The Namibian Association of CBNRM Support Organisations (Nacso) is gravely concerned about the poaching of rhino in Uukwaluudhi Conservancy. It says poaching is stealing from the community. Recently poachers killed four black rhino and wounded three others in the conservancy in Omusati Region, the latest in a poaching upsurge in Namibia.
The four killed brought the total number of rhino poached to 10 since January this year. No arrest had yet been made in this regard. But a number of people were arrested in recent months for crimes related to poaching and trafficking of animal parts.
Last week twelve men were arrested in possession of eight elephant tusks, dried game meat and a pangolin skin. They were granted bail ranging between N$2 000 and N$ 3000 each in the Mukwe Periodical Court.
The men were arrested in the areas of Divundu and Ndiyona in Kavango East. Cabinet has approved a request by the Ministry of Environment and Tourism to allow security forces to be involved in the fight against poaching and other crimes threatening the country’s wildlife.
“The loss of our valuable wildlife directly affects the livelihoods of rural Namibians, the tourism industry and our economy as a whole.
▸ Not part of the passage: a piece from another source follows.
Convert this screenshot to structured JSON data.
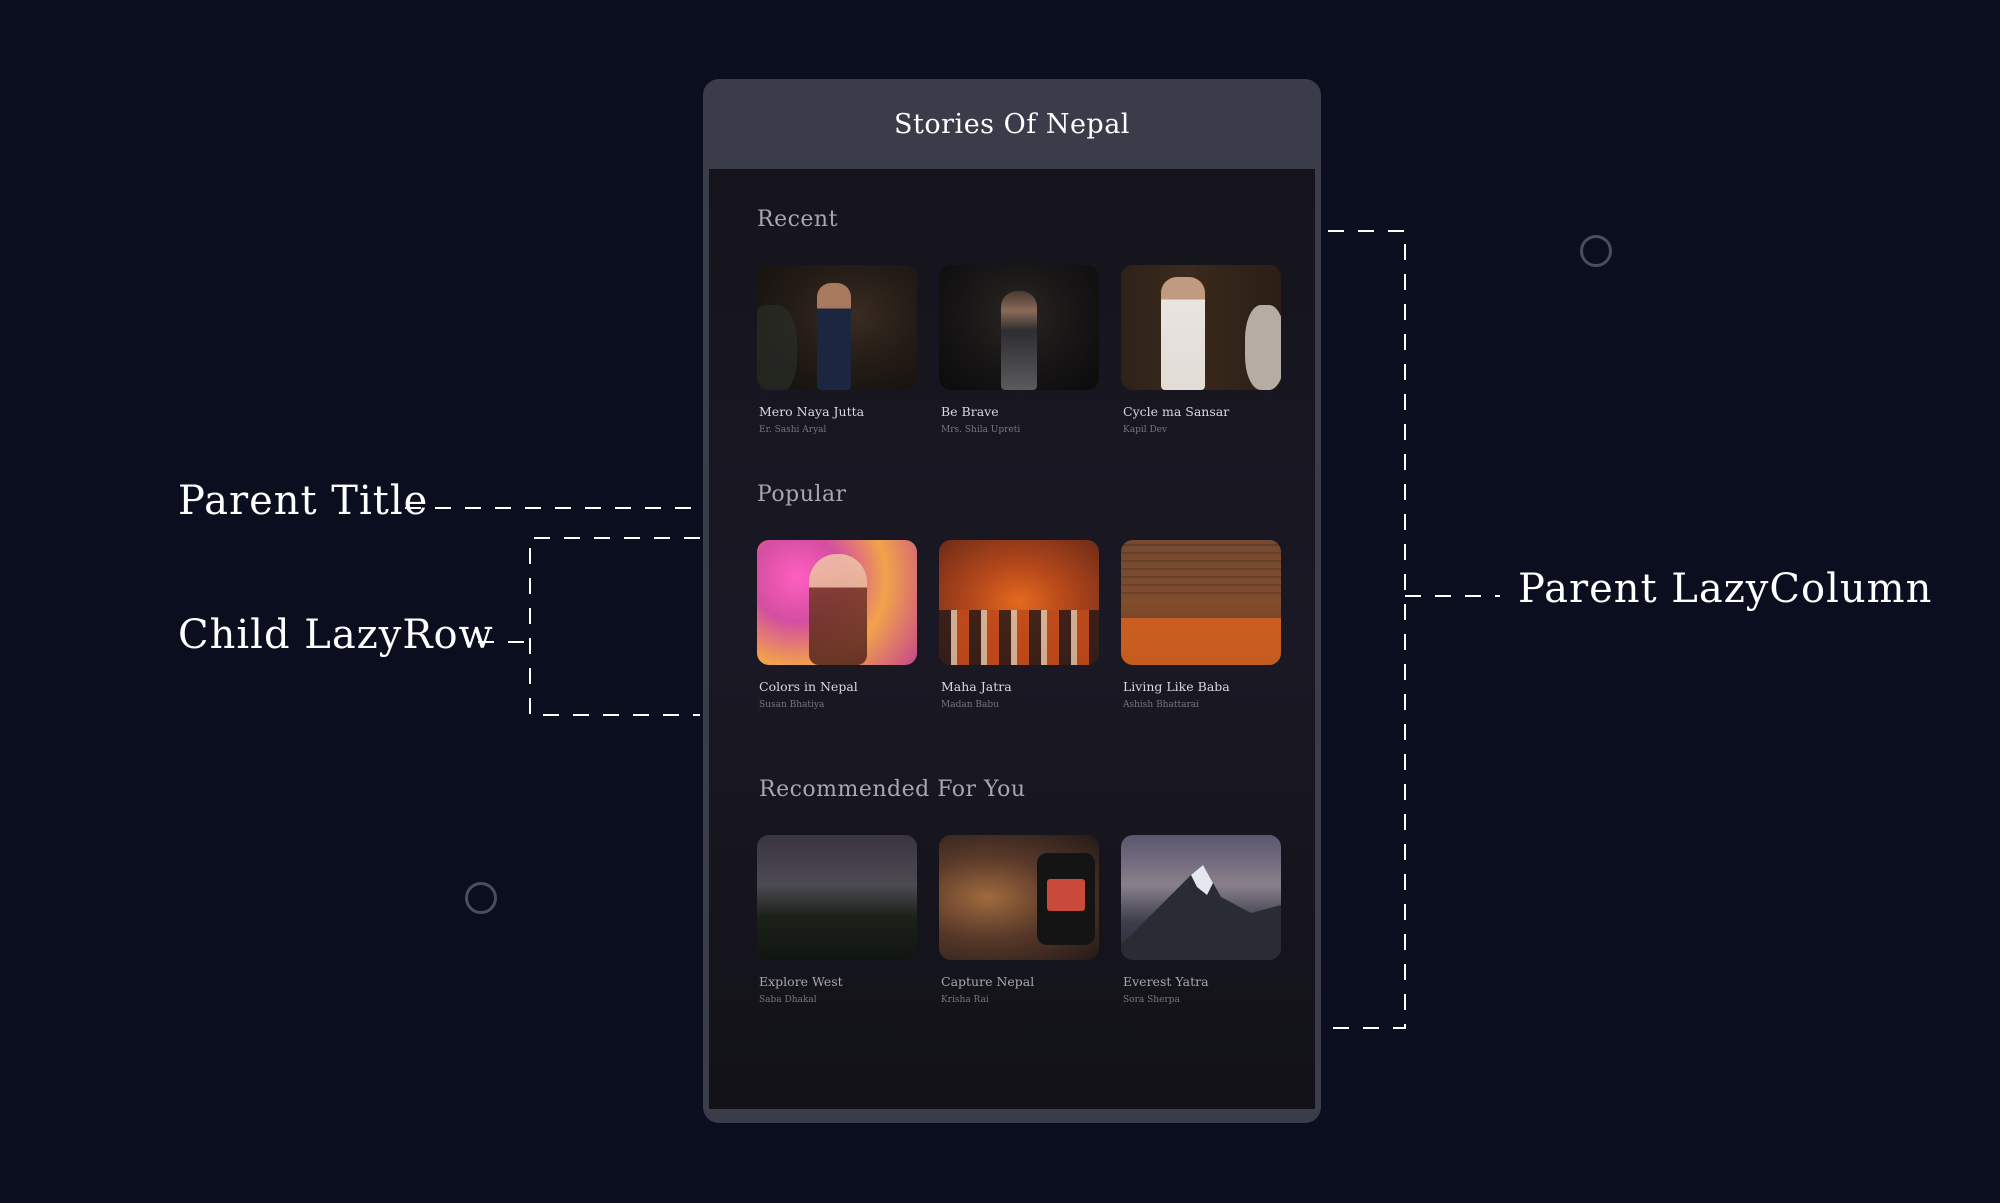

All Namibian citizens can actively contribute to reducing wildlife crime by reporting any suspicious activities,” said Steve Felton of Nacso.
Felton says Nacso is fully aware of the seriousness of the poaching threat facing the country and is working closely with the Ministry of Environment and Tourism to provide any possible support that can assist in the fight against wildlife crimes.
“The recent case demonstrates that wildlife crime syndicates are now fully active in Namibia. Such poaching in remote areas cannot take place without some local knowledge. Communal conservancies are in a position to work actively with their members to minimise such involvement and ensure reporting of suspicious activities,” he said.
Nacso member organisations are supporting conservancies in this regard.
Further, he explained that Nacso continues to support the work of community game guards through a number of initiatives that further improve monitoring of valuable species and help to combat poaching. He urged the judiciary to take such crimes seriously to give clear signals that such syndicates are considered completely “unacceptable in this country and will be swiftly and harshly dealt with”.
The media also has a direct responsibility in helping to protect “our national heritage and valuable wildlife through responsible reporting,” Felton said.
He said while the public should always be informed about incidents of national concern, divulging details of a case as it is being uncovered can compromise investigations and may reduce the effectiveness of law enforcement.
However, he is optimistic that the active collaboration between the environment ministry, the Protected Resources Unit of the Namibian Police, Nacso and its members (which include Save the Rhino Trust, the Legal Assistance Centre and IRDNC), communal conservancies and local communities “can create a force that can stop the poaching of our rhinos and elephants”.